Sowohl die PO wie die PiS nehmen im Ukraine-Konflikt eine extrem aggressive Stellung gegen Russland ein. Die beiden Parteien unterscheiden sich vor allem in ihrer Haltung gegenüber der EU und Deutschland. Während sich Ewa Kopacz, die amtierende Regierungschefin und Spitzenkandidatin der PO, bemüht, ihre Politik trotz wachsender Konflikte mit Berlin mit der EU und Deutschland abzustimmen, tritt die PiS für eine engere Allianz mit den USA und eine verstärkte Unabhängigkeit der polnischen Politik von Brüssel und Berlin ein.
Eine zentraler Streitpunkt zwischen der PiS und der PO ist die Beziehung zu Deutschland. Deutschland ist seit zwei Jahrzehnten der mit Abstand wichtigste Handelspartner Polens. Laut Angaben des Auswärtigen Amts gehen über ein Viertel aller polnischen Exporte nach Deutschland. Deutsche Unternehmen sind auch die wichtigsten Auslandsinvestoren in Polen. Insgesamt belaufen sich die deutschen Investitionen seit 1990 auf 27 Milliarden Euro. Doch trotz der wirtschaftlichen Abhängigkeit Polens von Deutschland sind die politischen Spannungen in den vergangenen Jahren gestiegen.
Die Rückkehr Deutschlands zu einer aggressiven Außenpolitik, die die WSWS in den vergangenen Jahren analysiert hat, wird von den herrschenden Eliten Polens mit Besorgnis gesehen. Dies zeigte sich vor allem in der Ukraine-Krise. Erstens fürchten die herrschenden Kreise eine zu weiche Haltung Deutschlands gegenüber Russland zu Lasten Polens. Zweitens hat Deutschlands tonangebende Rolle in der Ukraine-Politik der EU in Warschau Unbehagen ausgelöst.
Vor allem die PiS hat in den vergangenen zwei Jahren ihre anti-deutsche Rhetorik verstärkt. So bezeichnete Parteichef Jaroslaw Kaczynski in einer Parlamentsdebatte, in der er gegen Flüchtlinge hetzte, die Deutschen als „Todfeinde“ Polens. Er behauptete auch öffentlich, Polen sei nur noch ein „deutsch-russisches Kondominium [Herrschaftsgebiet]“.
Diese Fragen spielten auch in einer TV-Debatte zwischen den beiden Spitzenkandidatinnen Ewa Kopacz (PO) und Beata Szydło (PiS) am Montag eine Rolle, die von fast vier Millionen Zuschauern verfolgt wurde.
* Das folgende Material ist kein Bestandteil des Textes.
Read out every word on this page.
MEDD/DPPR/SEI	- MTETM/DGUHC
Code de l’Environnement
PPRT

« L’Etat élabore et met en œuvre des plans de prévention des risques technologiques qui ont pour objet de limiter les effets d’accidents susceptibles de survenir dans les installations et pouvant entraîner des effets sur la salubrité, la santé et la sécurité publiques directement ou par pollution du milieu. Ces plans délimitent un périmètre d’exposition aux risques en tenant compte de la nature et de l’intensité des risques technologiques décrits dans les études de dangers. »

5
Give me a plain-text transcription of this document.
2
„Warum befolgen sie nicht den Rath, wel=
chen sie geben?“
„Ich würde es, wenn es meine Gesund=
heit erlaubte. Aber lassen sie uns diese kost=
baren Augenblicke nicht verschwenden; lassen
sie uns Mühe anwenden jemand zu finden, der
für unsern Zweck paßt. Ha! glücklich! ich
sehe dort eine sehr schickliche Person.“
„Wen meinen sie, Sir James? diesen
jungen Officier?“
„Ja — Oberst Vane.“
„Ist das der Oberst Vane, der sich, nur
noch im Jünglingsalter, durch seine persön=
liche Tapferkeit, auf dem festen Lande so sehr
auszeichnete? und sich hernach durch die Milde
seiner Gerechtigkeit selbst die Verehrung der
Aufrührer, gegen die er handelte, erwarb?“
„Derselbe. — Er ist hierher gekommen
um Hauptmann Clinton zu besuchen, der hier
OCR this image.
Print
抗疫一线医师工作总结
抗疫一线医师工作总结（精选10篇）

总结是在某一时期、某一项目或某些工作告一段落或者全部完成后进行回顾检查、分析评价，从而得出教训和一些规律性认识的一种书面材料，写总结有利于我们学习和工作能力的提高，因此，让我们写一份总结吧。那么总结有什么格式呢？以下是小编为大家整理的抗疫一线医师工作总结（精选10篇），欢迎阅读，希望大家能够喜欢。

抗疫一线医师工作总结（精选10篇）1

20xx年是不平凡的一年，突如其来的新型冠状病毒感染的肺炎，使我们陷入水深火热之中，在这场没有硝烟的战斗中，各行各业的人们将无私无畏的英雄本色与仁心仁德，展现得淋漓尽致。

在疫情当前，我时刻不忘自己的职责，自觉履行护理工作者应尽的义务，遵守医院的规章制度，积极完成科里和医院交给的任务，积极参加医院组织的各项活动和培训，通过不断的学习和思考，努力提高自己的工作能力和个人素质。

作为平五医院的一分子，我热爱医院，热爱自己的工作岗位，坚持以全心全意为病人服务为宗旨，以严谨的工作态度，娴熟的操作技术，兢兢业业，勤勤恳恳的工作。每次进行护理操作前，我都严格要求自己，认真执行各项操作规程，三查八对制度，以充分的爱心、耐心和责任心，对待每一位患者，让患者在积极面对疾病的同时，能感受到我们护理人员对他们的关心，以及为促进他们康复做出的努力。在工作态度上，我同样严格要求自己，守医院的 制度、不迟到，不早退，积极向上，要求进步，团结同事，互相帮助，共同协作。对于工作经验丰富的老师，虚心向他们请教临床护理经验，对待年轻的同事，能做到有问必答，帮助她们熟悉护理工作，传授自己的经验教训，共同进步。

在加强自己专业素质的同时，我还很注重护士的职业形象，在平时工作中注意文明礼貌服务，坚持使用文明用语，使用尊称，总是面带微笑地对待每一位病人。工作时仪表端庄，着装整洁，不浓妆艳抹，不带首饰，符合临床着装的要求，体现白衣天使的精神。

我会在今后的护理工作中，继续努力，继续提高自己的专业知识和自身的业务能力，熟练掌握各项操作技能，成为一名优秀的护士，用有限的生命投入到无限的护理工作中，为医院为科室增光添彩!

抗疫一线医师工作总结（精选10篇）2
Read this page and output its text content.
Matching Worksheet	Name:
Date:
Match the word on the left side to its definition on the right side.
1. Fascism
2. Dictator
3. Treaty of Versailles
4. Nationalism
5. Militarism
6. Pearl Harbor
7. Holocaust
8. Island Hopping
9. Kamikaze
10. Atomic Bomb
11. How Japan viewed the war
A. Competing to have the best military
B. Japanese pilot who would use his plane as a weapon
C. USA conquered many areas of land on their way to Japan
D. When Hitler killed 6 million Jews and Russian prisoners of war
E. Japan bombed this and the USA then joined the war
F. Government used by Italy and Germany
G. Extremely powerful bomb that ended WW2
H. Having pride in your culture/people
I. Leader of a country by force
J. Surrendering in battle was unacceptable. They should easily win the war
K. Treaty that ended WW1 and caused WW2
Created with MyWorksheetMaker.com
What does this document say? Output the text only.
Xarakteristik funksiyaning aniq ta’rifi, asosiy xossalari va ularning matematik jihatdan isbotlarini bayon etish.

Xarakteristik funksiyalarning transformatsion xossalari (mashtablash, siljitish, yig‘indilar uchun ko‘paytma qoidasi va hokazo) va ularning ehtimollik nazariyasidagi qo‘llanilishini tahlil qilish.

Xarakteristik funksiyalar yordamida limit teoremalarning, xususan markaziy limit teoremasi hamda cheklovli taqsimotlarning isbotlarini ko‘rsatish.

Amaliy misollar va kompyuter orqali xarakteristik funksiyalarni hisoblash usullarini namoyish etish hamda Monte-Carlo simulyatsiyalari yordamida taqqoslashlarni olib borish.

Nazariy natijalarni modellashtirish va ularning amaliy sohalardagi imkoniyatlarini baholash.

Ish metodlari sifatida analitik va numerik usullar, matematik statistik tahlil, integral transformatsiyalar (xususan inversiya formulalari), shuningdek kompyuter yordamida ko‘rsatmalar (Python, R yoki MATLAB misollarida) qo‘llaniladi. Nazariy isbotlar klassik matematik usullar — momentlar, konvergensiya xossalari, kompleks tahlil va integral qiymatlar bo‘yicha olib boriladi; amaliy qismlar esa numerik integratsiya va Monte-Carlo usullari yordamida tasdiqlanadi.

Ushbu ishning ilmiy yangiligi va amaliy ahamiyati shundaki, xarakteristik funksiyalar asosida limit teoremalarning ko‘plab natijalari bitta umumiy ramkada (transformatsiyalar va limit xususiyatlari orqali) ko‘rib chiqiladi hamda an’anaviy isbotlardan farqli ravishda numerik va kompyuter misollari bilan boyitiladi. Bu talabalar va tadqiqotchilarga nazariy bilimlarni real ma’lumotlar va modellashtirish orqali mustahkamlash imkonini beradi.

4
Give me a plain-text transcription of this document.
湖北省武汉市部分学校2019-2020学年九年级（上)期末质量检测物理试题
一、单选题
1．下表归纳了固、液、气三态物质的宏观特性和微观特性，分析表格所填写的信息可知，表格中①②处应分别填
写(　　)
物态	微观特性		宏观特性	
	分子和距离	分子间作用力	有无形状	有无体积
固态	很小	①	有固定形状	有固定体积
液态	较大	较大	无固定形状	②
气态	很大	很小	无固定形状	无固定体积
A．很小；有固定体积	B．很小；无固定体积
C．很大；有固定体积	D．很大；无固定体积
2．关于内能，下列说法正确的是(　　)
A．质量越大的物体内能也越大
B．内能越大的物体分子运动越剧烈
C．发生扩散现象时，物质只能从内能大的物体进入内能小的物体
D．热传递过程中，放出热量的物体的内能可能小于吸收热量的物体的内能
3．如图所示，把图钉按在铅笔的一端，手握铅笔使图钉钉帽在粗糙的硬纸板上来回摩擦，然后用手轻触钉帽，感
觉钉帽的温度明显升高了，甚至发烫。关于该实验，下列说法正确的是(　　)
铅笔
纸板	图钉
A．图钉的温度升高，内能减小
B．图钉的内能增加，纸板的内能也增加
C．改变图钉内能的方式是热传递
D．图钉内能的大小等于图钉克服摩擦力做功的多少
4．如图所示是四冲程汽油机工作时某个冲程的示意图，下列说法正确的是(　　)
In der Debatte wehrte sich Kopacz gegen Vorwürfe, ihre Politik habe die Stellung Polens innerhalb der EU geschwächt. Sie wetterte gegen Putin, beschrieb die Ukraine-Krise als „Angriff auf die Souveränität“ der Ukraine durch Russland und betonte, wie wichtig die Solidarität innerhalb der EU in dieser Frage sei.
Szydło entgegnete, die bestehenden Bündnisse seien zwar wichtig, Polen müsse aber auch regionale Allianzen aufbauen und für eine starke Position in Osteuropa kämpfen. Innerhalb der EU nehme Polen nur eine untergeordnete Stellung ein. Als Beispiel nannte sie die Erweiterung der Pipeline Nord Stream, die Gas direkt aus Russland nach Deutschland liefert, die „hinter dem Rücken“ Polens ausgehandelt worden sei.
Szydło sprach sich zwar für den Verbleib in der EU aus, beharrte aber auf mehr Rechten für die polnische Regierung. Sie warf Kopacz vor, sie habe vor der deutschen Bundekanzlerin Merkel kapituliert, weil sie der Aufnahme weniger tausend Flüchtlinge durch Polen zugestimmt hatte.
Andrzej Duda, der im Frühjahr als Kandidat der PiS überraschend zum Präsidenten gewählt wurde, bemüht sich seit Beginn seiner Amtszeit gezielt, in Osteuropa eine neue Allianz unter der Führung Polens aufzubauen und die Aufrüstung der Nato voranzutreiben. Nach seiner Wahl hatte Duda angekündigt, „einen Partnerblock zu gründen, der von der Ostsee bis zum Schwarzen Meer und zur Adria reicht“. Sein erster Staatsbesuch führte Duda nicht nach Paris oder Berlin, sondern nach Estland.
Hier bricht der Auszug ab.